Hundreds of cultivars of M. × paradisiaca are known, possessing characteristics that are highly variable, but broadly intermediate between the ancestral species. They are typically 2–9 meters (7–30 ft) tall when mature. The above-ground part of the plant is a "false stem" or pseudostem, consisting of leaves and their fused bases. Each pseudostem can produce a single flowering stem. After fruiting, the pseudostem dies, but offshoots may develop from the base of the plant. Cultivars of M. × paradisiaca are usually sterile, without seeds or viable pollen.
Taxonomy
Banana plants were originally classified by Linnaeus into two species, which he called Musa paradisiaca for those used as cooking bananas (plantains), and M. sapientum for those used as dessert bananas. It was later discovered that both of his "species" were actually cultivated varieties of the hybrid between two wild species, M. acuminata and M. balbisiana, which is now called M. × paradisiaca L. The circumscription of the modern taxon M. × paradisiaca thus includes both the original M. paradisiaca and M. sapientum, the latter being reduced to a synonym of M. × paradisiaca.

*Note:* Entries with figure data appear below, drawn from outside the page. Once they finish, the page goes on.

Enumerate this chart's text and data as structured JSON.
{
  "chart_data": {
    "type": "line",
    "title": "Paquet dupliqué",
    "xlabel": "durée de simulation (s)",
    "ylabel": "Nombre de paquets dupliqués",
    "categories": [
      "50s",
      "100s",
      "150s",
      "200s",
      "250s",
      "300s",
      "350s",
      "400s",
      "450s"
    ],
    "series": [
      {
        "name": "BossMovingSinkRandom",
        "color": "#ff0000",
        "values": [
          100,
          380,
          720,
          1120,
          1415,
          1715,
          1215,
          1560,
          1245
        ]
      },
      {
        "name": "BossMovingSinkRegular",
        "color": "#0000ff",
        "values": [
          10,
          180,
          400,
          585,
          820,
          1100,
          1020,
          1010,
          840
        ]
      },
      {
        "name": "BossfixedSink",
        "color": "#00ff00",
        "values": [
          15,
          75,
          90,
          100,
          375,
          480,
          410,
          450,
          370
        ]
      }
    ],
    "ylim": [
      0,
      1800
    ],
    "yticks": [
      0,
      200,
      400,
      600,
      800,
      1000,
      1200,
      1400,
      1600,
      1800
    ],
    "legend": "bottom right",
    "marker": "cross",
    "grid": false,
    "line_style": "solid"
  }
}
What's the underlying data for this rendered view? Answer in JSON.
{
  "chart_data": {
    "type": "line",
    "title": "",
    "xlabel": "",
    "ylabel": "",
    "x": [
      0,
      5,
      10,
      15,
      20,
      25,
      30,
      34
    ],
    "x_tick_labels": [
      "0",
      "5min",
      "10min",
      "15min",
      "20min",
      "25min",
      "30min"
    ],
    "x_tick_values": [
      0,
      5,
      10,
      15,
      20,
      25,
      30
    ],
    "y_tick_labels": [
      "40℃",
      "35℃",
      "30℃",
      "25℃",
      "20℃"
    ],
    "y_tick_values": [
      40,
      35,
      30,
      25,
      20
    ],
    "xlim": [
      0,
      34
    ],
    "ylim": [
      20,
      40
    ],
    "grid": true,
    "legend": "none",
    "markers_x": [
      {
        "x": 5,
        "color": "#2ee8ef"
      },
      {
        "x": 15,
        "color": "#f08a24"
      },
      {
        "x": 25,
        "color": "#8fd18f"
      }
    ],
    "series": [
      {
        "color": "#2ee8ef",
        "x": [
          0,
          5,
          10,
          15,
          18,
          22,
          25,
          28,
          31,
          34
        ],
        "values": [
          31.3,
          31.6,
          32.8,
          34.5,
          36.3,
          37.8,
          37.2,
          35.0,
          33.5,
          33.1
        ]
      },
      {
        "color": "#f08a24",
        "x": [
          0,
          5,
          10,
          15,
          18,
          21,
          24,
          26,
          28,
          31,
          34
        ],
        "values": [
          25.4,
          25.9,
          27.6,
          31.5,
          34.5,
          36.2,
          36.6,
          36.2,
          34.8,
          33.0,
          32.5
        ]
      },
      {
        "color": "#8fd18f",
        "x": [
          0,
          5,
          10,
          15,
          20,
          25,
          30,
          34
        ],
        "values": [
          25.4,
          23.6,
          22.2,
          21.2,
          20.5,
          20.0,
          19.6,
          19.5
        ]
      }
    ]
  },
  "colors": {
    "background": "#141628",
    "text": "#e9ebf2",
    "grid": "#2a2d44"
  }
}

In pre-Linnean times this banana was named 'Musa serapionis', for instance by Maria Sybilla Merian in her Metamorphosis insectorum Surinamensium of 1705.
At one time, to deal with the great diversity of cultivated bananas and plantains, botanists created many other names which are now regarded as synonyms of M. × paradisiaca, such as M. corniculata Lour., used for a group of plantains with large fruit resembling the horns of a bull. Cultivated varieties are now given cultivar names, with the cultivars classified into groups and subgroups. Thus M. × paradisiaca 'Horn' is a cultivar belonging to the AAB genome group, Plantain subgroup. See List of banana cultivars for further information on the naming and classification of cultivars.